Picture a huge warehouse full of naked people. They have black bags over their heads, their hands are bound and they’re being sprayed with fire hoses. This, of course, is because the ambiguously foreign evil Internet people are about to harvest their organs and sell them on the black market. And all because those ignorant fools posted personal data on Facebook.
This is my understanding of the argument for Internet privacy. After all, if we just give marketers that much personal data, they’re going to do evil things to us. Right? Because the marketers are evil and information is power and if we give the evil people power, then they’ll unleash unspeakable horrors. We might as well rip our own limbs off now to get it over with, right?
Fear of the unknown is the best kind of fear because you have an infinite number of things to be afraid of.
As usual, paranoia is a whole lot more exciting than reality. As an advertiser, the amount of harm I can do to anyone based on their personal Facebook data is limited to pretty much zero. And to be perfectly honest with you, those pictures of your cat are just as uninteresting to me as they are to the rest of your friends.
So what happens when the 1984esuqe cabal of evil finds out that you like to watch Everybody Loves Raymond? In the case of Facebook, the only answer is to attempt to serve up more relevant advertising. (No black bags and organ removal, I promise.)
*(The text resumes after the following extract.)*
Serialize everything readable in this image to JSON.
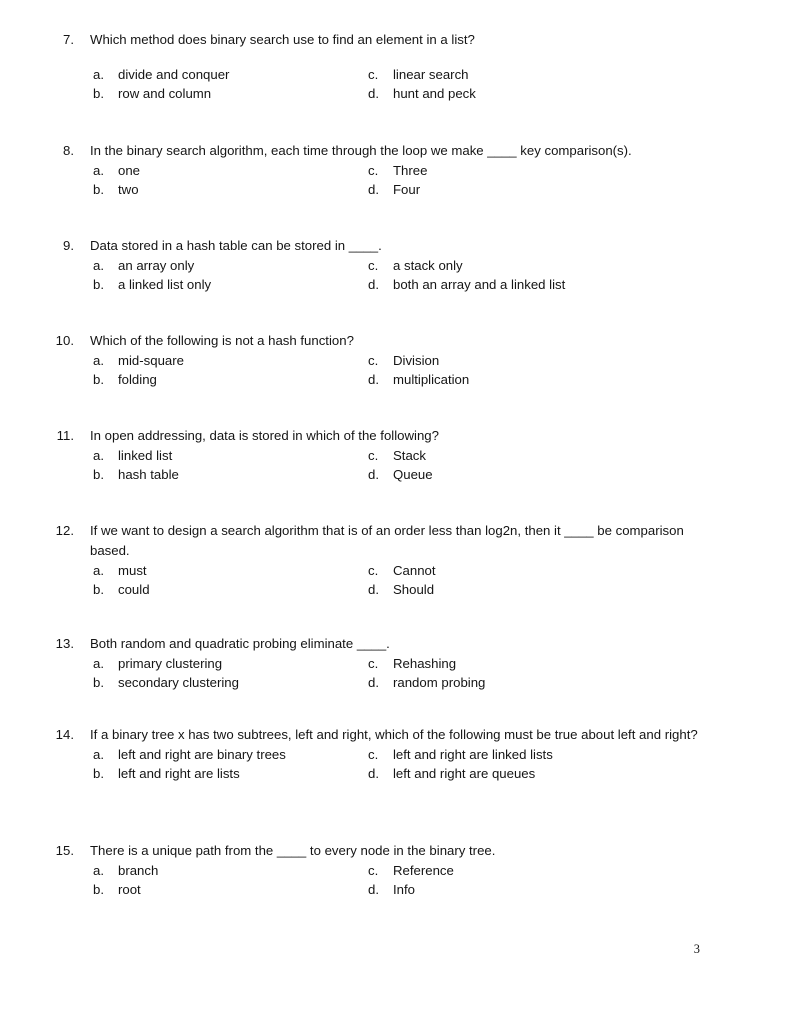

According to Facebook, the people that liked Everybody Loves Raymond for some reason also like King of Queens and Just Shoot Me. That means that instead of seeing completely random ads, you’d be more likely to see this:
It’s an ad better suited to your (admittedly questionable) tastes. Advertisers will get more clicks by targeting their ads better and you the Facebook user will see fewer irrelevant ads. In other words, less spam.
And the best part is, I don’t even have to read through 10 million Facebook profiles full of people’s boring personal crap to figure out whether the stuff I’m trying to sell might be of interest to them. So please, if you must be afraid of something about the Internet, be afraid of the fact that this guy regularly gets millions of views.